Os sentidos, portanto, pululam tanto quanto são os interlocutores a falar.
Por esse motivo o filme é, antes de tudo, uma ironia.
Tenho colhido esses favos. Todos plenos.
Mas, o que é mesmo um poço?
Como qualquer outro buraco,
É um espaço diante do qual todo vivente se detém.
Não é por qualquer motivo besta que se decide entrar em um.
Tem que ter mel lá dentro, e muito.
Ou, para a abelha, néctar ou pólen.
- Qual a função da abelha, talvez florir o mundo? -,
E não qualquer um; deve ser de boa qualidade...
Boas metáforas, bons pólens.
E boas metáforas extraídas de bons pólens existem à beça.
“Abelha fazendo mel vale o tempo que não voou..”, diriam,
E o caracol se arrastando?
Trabalhar é preciso..., também.
Que disso resulte o discurso e a cultura, eis o que se deve respeitar
Sob risco e pena de extinguir a espécie.
Entremos no poço.
Já à porta, o que vemos?
Civilização e barbárie de mãos dadas num ritual macabro.

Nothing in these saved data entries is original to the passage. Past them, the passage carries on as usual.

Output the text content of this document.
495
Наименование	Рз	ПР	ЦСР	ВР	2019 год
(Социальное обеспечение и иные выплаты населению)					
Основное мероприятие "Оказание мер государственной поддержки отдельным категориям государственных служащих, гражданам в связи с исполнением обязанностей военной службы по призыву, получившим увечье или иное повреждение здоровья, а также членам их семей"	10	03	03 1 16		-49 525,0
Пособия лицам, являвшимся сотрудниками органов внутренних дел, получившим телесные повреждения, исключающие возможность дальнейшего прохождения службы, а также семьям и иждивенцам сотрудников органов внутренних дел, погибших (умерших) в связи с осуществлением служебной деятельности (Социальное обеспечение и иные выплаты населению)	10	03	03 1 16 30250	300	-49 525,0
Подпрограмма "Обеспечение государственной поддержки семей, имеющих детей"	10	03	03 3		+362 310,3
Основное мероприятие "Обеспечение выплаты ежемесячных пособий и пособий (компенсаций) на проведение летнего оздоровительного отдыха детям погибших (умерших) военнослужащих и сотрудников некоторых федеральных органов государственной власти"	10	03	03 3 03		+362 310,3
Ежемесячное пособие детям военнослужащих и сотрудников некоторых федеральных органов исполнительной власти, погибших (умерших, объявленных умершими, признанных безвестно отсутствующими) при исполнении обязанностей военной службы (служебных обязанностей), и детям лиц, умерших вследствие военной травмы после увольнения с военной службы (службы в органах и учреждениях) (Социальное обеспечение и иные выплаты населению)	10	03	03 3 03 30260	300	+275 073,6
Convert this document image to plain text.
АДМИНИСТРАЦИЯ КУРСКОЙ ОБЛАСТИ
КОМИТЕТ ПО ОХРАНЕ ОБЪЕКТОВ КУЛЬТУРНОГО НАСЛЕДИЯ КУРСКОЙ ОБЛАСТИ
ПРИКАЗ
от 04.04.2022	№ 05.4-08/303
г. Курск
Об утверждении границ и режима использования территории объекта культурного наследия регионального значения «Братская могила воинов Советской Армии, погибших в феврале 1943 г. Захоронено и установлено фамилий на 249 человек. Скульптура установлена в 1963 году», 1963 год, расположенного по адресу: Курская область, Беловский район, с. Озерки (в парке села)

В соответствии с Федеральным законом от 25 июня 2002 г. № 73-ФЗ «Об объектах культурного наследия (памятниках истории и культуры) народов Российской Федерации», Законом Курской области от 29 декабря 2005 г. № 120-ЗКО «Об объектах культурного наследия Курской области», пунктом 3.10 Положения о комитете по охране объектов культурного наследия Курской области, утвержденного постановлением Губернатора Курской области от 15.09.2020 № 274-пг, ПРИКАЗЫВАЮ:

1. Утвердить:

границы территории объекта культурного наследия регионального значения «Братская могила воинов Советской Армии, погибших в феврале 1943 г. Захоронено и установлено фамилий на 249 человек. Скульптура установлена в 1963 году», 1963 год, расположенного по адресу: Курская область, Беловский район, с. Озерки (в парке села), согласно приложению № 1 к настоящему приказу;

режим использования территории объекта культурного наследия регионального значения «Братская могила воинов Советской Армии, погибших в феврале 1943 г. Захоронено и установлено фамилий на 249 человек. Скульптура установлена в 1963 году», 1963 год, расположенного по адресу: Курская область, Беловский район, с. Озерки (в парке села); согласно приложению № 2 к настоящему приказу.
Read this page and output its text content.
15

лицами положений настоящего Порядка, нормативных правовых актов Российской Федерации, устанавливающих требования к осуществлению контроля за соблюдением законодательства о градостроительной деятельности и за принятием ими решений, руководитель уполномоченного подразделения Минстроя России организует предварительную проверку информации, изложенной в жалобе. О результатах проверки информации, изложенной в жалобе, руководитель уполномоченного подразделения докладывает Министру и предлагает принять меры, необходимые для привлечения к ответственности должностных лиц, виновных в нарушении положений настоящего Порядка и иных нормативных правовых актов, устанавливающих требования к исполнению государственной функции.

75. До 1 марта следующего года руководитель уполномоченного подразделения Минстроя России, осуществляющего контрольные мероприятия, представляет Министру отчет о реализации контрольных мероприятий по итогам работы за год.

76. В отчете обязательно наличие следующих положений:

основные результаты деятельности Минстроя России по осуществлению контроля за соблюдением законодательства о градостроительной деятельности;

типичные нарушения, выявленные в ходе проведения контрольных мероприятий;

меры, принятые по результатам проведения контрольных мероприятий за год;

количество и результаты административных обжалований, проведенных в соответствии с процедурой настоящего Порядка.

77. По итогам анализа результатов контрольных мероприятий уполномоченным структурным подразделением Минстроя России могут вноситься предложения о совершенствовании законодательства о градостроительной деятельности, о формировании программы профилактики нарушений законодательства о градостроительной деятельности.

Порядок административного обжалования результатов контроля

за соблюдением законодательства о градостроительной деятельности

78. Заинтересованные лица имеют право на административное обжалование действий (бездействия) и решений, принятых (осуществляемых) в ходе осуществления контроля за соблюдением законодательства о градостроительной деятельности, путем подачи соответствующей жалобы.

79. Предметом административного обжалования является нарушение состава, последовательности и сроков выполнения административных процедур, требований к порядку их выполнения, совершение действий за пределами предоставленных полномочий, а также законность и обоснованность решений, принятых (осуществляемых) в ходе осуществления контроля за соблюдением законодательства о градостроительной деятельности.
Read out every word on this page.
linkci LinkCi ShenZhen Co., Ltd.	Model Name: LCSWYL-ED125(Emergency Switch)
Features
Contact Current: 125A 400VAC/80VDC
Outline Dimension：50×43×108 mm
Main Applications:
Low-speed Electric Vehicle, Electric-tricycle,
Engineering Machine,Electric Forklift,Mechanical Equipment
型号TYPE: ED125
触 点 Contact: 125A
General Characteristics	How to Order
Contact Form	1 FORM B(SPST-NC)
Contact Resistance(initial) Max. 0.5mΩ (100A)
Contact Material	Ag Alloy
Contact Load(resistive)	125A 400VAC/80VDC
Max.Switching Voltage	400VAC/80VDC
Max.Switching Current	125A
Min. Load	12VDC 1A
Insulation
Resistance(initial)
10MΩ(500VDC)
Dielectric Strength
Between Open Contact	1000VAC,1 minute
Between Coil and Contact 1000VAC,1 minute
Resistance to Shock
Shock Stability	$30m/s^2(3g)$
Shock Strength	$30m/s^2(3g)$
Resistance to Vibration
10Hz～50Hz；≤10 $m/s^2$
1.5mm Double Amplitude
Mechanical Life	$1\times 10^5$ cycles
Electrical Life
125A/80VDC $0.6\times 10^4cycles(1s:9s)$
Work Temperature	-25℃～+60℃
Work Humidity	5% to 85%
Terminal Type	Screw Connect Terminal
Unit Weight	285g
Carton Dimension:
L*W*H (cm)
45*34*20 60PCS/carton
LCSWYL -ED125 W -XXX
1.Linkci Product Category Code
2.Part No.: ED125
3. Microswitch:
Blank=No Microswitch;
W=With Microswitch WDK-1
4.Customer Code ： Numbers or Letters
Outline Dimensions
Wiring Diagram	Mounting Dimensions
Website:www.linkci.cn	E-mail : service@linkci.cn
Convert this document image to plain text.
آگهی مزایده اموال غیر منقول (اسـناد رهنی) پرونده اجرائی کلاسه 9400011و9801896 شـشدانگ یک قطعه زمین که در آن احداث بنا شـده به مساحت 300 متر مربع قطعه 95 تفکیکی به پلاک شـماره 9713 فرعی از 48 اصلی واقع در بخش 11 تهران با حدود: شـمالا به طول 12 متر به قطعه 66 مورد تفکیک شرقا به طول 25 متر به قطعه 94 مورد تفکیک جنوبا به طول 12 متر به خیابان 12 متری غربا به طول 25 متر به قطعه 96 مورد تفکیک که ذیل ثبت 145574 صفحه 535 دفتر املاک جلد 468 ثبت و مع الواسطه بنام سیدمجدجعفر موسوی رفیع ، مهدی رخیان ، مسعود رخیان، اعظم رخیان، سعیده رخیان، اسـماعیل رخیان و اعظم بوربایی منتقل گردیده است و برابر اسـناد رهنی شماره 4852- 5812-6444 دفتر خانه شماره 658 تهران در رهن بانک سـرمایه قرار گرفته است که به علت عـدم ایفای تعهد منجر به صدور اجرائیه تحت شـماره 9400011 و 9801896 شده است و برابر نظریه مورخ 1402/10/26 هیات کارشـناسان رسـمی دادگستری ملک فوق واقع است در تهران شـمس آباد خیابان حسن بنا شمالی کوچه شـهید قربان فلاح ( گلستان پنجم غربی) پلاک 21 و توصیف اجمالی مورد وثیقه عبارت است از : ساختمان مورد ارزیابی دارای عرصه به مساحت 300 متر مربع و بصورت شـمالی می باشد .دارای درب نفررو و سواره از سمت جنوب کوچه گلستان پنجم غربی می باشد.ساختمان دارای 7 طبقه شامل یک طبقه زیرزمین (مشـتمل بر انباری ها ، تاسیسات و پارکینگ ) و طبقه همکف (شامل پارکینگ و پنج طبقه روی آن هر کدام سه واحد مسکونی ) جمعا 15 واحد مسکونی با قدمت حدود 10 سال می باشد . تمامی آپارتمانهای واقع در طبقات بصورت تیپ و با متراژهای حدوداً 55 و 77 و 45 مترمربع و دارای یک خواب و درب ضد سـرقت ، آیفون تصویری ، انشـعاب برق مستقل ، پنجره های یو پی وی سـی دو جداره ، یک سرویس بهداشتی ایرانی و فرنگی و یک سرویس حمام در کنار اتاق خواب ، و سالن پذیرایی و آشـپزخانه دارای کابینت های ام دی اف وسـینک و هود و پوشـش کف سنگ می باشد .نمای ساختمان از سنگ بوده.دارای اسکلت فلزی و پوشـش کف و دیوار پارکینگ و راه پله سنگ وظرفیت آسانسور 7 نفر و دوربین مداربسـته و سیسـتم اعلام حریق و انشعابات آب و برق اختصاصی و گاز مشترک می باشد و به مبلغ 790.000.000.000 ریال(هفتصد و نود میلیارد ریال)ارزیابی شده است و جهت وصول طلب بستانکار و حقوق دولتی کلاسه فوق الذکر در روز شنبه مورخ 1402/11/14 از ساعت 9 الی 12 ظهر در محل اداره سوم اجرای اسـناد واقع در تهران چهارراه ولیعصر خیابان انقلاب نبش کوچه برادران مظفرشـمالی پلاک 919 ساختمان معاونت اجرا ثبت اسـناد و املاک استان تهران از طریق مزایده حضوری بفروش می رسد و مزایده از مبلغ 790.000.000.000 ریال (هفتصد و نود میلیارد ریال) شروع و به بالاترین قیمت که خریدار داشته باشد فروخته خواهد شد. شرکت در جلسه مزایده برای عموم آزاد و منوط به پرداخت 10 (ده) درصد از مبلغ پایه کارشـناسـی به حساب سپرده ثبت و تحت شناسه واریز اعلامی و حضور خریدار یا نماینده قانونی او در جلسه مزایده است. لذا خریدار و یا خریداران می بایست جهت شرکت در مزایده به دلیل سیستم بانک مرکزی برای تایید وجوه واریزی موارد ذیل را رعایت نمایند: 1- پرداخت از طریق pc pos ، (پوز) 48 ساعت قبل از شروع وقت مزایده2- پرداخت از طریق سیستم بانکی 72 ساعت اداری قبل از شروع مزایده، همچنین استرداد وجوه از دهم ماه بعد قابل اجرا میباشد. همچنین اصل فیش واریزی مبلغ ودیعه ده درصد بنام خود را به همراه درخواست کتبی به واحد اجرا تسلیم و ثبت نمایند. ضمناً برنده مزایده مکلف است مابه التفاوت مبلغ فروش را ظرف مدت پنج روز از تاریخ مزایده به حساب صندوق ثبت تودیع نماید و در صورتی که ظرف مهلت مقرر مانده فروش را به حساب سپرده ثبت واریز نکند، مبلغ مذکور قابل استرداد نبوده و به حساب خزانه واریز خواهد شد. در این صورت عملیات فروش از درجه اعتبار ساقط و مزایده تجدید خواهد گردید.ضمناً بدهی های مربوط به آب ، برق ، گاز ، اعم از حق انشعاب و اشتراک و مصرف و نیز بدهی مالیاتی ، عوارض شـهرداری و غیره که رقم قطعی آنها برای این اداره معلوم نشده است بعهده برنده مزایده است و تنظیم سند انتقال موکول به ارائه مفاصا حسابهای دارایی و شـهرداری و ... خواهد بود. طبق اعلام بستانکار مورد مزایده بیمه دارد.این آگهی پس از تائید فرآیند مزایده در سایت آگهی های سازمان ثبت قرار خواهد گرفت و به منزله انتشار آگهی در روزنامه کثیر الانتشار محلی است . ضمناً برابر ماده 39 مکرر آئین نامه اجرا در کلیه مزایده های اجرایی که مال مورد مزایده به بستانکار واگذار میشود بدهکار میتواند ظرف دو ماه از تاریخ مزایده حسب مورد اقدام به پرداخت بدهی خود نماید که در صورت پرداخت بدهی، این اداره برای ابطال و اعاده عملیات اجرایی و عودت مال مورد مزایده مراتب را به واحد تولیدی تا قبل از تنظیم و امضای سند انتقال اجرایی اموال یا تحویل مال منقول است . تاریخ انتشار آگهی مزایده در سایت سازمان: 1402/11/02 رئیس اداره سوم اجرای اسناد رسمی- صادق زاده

O sublime da cultura lado a lado com as facas afiadas
Agindo sobre os corpos em exposição.
Biopolítica da matança generalizada sim, mas com requinte.
Que seja de crueldade e de sublimação,
O que não se pode dizer é que sejam excludentes.
Demonstram-no os trens chegando dos guetos da Polônia
Recebidos sob os violinos de Chopin.
Tudo meticulosamente pensado, executado, saboreado à exaustão.
Colaboradores aplicados é o que não falta.
Um passo a mais.
Descendo...
A verticalidade panóptica se abre diante dos olhos.
Muita luz, pouca luz e as pupilas se dilatam na proporção.
É a estrutura.
Há muito pólen aqui.
Começa a produção do mel.
É isso, é aquilo.
Vai por aqui, vai por ali.
Sobe, desce.
E a saída Alice?
É o sexo, é o sexo,
Jesus, napoleão, socrates, maome, ...
Velho testamento, novo testamento,
Capitalismo, comunismo,
Igreja, religião,
Cristianismo, judaísmo,
Metafísica,
Passado, presente, futuro,
Hegel, marx, ..., até Nietzsche.
Kant, máxima universal.
Sartre e o outro.
Você consegue?
Panacota, terracota,
Whatsapp, facebook,
Internet, condominions
Política, economia,
Imigrante, cidadão,
pandemia
Maquiavel: fortuna e virtú.
Faca máximo plus, essa constante da história, da barbárie,
Que quanto mais se usa, mais afiada fica e
Que se afia enquanto decepa.
É que nela os bons se fiam.
Faltou dizer que se retroalimenta
Enquanto funciona sozinha.
O bife da perna direita é o que nos une
Homem moderno,
Sr. dom quixote.
É o sexo, é o sexo.
Arrre! Quanto pólen, quanto mel!!!
E Freud?
Um passo a mais, senhores!
Descendo...!
De que discurso se trata?
Lacan já o disse: 3 + 1.
Quem não acredita, vai lá ver.
Por sorte há deslizamentos, e não ruptura, entre eles.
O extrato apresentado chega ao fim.